I was tired at that point, hungry as hell, and this day I was over it. I just wanted to get to that town, eat and relax. I soon realised it wasn’t going to be that way. The 2 kilometres down to be bridge took us four hours and led us there in a big loop, we saw from the opposite side. When we finally reached the cursed thing we realised we might not make it, but passed by a little food stall all the same to not waste time in the hopes that we would. By the time we climbed up from the river to a town called Yarsa – which we’d passed twice on the opposite side – it was pretty clear that we wouldn’t. Unless the pink line on the map that was our route and had not existed for days suddenly became reality now, we’d get stranded in Kashigaon.
So it happened. The guidebook writes “do NOT ascend to Kashigaon” but we never saw another way. We unpacked our Nepali phrasebook to try our luck. There WAS a place to stay in town. Our tents were soaked from the frost and we were out of food so anything would do. We sat at the door waiting for the owner for a long time, just as we wondered in the evening whether or not there would be dinner. When it came I was up in seventh heaven, and I ate it like a wolf, so much so that even Marylene the hyena a.k.a the bottomless pit had to laugh. We got three servings of dal bhat that night, and the owner looked at us with big eyes but an amused smile as he came back and asked if we needed a fourth.
One of the villagers had showed us the shortest way to Machhakhola in the afternoon, a new track that we never would have spotted ourselves but saved us the trouble of going up and around the hill to then go straight down again. After two hours we were almost down by the river, though I became a bit nervous without a bridge in sight. The only bridge on the map was 2,5 km to the north of us. As the turquoise flow grew bigger it was clear that it could not be forded at all, so I hoped and reasoned that a big track like this would not lead to a dead end. After one of the last corners a bridge appeared and I was rarely happier to see one. Now we were back on a tourist circuit, bound for teahouses and food, for the high Larkye pass a few days away. I munched on long dreamed of fried potatoes and fried eggs in Machhakhola while our tents dried on the sunlit roof.

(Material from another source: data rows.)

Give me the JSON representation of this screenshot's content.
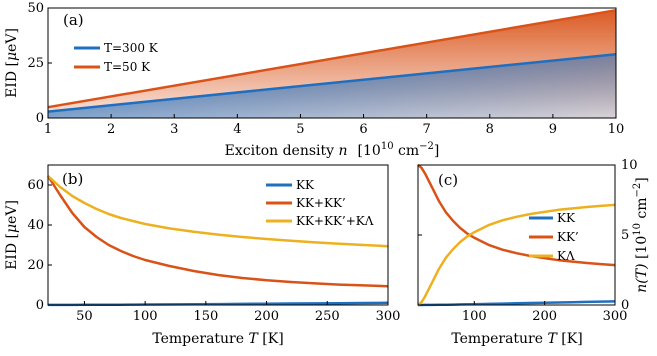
{
  "chart_data": [
    {
      "type": "area",
      "panel_label": "(a)",
      "xlabel": "Exciton density n  [10^10 cm^-2]",
      "xlabel_parts": {
        "main": "Exciton density ",
        "var": "n",
        "unit_open": "[10",
        "unit_exp": "10",
        "unit_mid": " cm",
        "unit_exp2": "−2",
        "unit_close": "]"
      },
      "ylabel": "EID [μeV]",
      "xlim": [
        1,
        10
      ],
      "ylim": [
        0,
        50
      ],
      "xticks": [
        1,
        2,
        3,
        4,
        5,
        6,
        7,
        8,
        9,
        10
      ],
      "yticks": [
        0,
        25,
        50
      ],
      "legend_position": "top-left",
      "series": [
        {
          "name": "T=300 K",
          "color": "#1f6fc1",
          "x": [
            1,
            10
          ],
          "y": [
            2.9,
            29
          ]
        },
        {
          "name": "T=50 K",
          "color": "#d95319",
          "x": [
            1,
            10
          ],
          "y": [
            4.9,
            49
          ]
        }
      ]
    },
    {
      "type": "line",
      "panel_label": "(b)",
      "xlabel": "Temperature T [K]",
      "xlabel_parts": {
        "main": "Temperature ",
        "var": "T",
        "unit": " [K]"
      },
      "ylabel": "EID [μeV]",
      "xlim": [
        20,
        300
      ],
      "ylim": [
        0,
        70
      ],
      "xticks": [
        50,
        100,
        150,
        200,
        250,
        300
      ],
      "yticks": [
        0,
        20,
        40,
        60
      ],
      "legend_position": "top-right",
      "x": [
        20,
        30,
        40,
        50,
        60,
        70,
        80,
        90,
        100,
        120,
        140,
        160,
        180,
        200,
        220,
        240,
        260,
        280,
        300
      ],
      "series": [
        {
          "name": "KK",
          "color": "#1f6fc1",
          "values": [
            0.05,
            0.06,
            0.07,
            0.09,
            0.11,
            0.14,
            0.17,
            0.2,
            0.23,
            0.3,
            0.38,
            0.46,
            0.55,
            0.64,
            0.73,
            0.82,
            0.91,
            1.0,
            1.1
          ]
        },
        {
          "name": "KK+KK’",
          "color": "#d95319",
          "values": [
            64.5,
            55,
            46,
            39,
            34,
            30,
            27,
            24.5,
            22.5,
            19.5,
            17,
            15,
            13.5,
            12.4,
            11.5,
            10.8,
            10.2,
            9.8,
            9.4
          ]
        },
        {
          "name": "KK+KK’+KΛ",
          "color": "#edb120",
          "values": [
            64.5,
            59,
            54.5,
            51,
            48,
            45.5,
            43.5,
            42,
            40.5,
            38.3,
            36.6,
            35.2,
            34,
            33,
            32.1,
            31.3,
            30.6,
            30,
            29.4
          ]
        }
      ]
    },
    {
      "type": "line",
      "panel_label": "(c)",
      "xlabel": "Temperature T [K]",
      "xlabel_parts": {
        "main": "Temperature ",
        "var": "T",
        "unit": " [K]"
      },
      "ylabel": "n(T) [10^10 cm^-2]",
      "ylabel_parts": {
        "var": "n(T)",
        "unit_open": " [10",
        "unit_exp": "10",
        "unit_mid": " cm",
        "unit_exp2": "−2",
        "unit_close": "]"
      },
      "xlim": [
        20,
        300
      ],
      "ylim": [
        0,
        10
      ],
      "xticks": [
        100,
        200,
        300
      ],
      "yticks": [
        0,
        5,
        10
      ],
      "legend_position": "right",
      "x": [
        20,
        25,
        30,
        40,
        50,
        60,
        70,
        80,
        90,
        100,
        120,
        140,
        160,
        180,
        200,
        220,
        240,
        260,
        280,
        300
      ],
      "series": [
        {
          "name": "KK",
          "color": "#1f6fc1",
          "values": [
            0.0,
            0.0,
            0.01,
            0.01,
            0.02,
            0.02,
            0.03,
            0.04,
            0.05,
            0.06,
            0.08,
            0.1,
            0.12,
            0.14,
            0.16,
            0.18,
            0.2,
            0.22,
            0.24,
            0.26
          ]
        },
        {
          "name": "KK’",
          "color": "#d95319",
          "values": [
            10.0,
            9.8,
            9.4,
            8.4,
            7.4,
            6.6,
            6.0,
            5.5,
            5.1,
            4.8,
            4.3,
            3.95,
            3.7,
            3.5,
            3.35,
            3.2,
            3.1,
            3.0,
            2.92,
            2.85
          ]
        },
        {
          "name": "KΛ",
          "color": "#edb120",
          "values": [
            0.0,
            0.2,
            0.6,
            1.6,
            2.6,
            3.4,
            4.0,
            4.5,
            4.9,
            5.2,
            5.7,
            6.05,
            6.3,
            6.5,
            6.65,
            6.8,
            6.9,
            7.0,
            7.08,
            7.15
          ]
        }
      ]
    }
  ]
}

2 thoughts on “The Ruby Valley”
I’m really enjoying your blog! My friend John and I walked the GHT (avoiding most of the more challenging passes you managed!) earlier in 2017, and the Ruby Valley was one of our (surprise) favourite stretches. That descent looking for Machankhola proved really difficult to find for us too, we ended up on a long detour before we managed to cross the river. Anyhow, best of luck for the rest of your trip, I’m jealous! The story of our walk can be found on the link below… Cheers, and namaste! Toby
Mamamia! Stil, ongeloof, angst, cardiaal spasme….wat een verhaal weerom!

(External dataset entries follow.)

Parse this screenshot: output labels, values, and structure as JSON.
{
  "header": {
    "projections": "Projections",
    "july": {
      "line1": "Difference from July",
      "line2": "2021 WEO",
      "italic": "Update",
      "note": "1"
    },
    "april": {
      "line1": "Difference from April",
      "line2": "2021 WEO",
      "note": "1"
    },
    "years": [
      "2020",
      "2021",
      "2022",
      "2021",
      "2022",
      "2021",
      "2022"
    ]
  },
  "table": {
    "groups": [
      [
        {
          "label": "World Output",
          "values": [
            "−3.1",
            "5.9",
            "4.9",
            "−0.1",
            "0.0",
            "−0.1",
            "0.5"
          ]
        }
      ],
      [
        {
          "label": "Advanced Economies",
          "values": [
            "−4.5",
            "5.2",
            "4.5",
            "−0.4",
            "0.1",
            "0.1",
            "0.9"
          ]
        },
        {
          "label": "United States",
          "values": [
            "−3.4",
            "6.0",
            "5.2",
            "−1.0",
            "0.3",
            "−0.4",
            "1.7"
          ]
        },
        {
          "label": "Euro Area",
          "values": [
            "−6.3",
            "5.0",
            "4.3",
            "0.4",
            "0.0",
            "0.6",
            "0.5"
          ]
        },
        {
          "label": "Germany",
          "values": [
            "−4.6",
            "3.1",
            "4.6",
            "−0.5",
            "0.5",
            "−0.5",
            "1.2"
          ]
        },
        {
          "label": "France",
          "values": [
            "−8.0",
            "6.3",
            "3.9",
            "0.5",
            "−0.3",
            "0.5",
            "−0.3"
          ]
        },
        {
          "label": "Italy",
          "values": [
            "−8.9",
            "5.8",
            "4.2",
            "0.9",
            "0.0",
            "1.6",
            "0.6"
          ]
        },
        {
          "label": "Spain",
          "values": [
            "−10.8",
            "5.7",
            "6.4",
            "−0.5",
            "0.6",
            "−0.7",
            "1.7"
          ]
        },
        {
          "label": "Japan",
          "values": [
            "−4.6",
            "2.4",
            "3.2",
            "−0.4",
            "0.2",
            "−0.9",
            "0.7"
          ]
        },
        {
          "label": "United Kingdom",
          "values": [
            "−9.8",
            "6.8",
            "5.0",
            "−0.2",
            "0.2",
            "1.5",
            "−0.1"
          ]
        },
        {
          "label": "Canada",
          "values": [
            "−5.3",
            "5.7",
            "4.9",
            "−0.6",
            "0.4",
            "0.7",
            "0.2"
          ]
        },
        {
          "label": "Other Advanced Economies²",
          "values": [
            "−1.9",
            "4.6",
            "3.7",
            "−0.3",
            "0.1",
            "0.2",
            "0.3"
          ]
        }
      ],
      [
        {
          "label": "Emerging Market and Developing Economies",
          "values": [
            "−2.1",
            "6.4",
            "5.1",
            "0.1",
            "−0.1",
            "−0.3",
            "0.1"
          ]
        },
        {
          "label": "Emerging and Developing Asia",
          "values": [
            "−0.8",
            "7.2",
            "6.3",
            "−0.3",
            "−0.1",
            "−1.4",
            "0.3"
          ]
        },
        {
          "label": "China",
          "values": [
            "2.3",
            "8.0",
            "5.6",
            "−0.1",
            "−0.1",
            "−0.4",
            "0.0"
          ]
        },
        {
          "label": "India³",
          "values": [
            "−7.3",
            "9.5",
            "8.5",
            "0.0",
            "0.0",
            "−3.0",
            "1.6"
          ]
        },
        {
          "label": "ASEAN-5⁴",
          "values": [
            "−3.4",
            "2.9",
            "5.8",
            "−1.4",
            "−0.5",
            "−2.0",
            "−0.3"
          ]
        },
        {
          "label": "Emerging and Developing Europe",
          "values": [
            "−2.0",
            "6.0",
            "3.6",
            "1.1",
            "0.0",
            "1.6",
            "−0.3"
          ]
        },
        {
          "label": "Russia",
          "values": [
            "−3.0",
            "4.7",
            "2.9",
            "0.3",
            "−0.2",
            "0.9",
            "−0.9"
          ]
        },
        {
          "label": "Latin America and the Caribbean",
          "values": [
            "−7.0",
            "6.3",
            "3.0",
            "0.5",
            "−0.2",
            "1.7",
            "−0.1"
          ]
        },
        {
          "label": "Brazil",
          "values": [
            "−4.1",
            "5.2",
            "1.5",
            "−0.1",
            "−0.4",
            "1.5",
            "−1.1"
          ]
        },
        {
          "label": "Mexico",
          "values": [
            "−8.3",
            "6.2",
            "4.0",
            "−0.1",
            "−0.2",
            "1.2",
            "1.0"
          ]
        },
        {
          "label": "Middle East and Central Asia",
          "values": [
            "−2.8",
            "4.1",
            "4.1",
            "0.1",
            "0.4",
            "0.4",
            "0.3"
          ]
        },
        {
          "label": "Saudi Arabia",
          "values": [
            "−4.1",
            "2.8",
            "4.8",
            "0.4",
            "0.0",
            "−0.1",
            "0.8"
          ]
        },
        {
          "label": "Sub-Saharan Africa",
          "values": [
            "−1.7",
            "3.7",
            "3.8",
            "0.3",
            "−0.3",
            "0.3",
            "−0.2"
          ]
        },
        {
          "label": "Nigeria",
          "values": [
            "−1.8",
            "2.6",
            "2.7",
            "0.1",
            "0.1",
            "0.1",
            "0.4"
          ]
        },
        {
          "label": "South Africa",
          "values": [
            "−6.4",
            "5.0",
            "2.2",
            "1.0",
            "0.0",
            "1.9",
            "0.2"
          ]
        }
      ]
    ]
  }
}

Jongens jongens, jullie zenuwen zijn intussen staal geworden?! Dat enegelbewaarderke zit gelukkig nog wel in jullie rugzak lees ik 😉.
Wat een belevenissen, het leest als de meest spannende crimi, gelukkig met happy end!
Het is me de hick van de continuïteit van het onverwachte. Diep respect voor jullie doorzetting ondanks de vele ontberingen……
Hoop dat jullie tegen Kerst ergens veilig, comfortabel en warm zitten.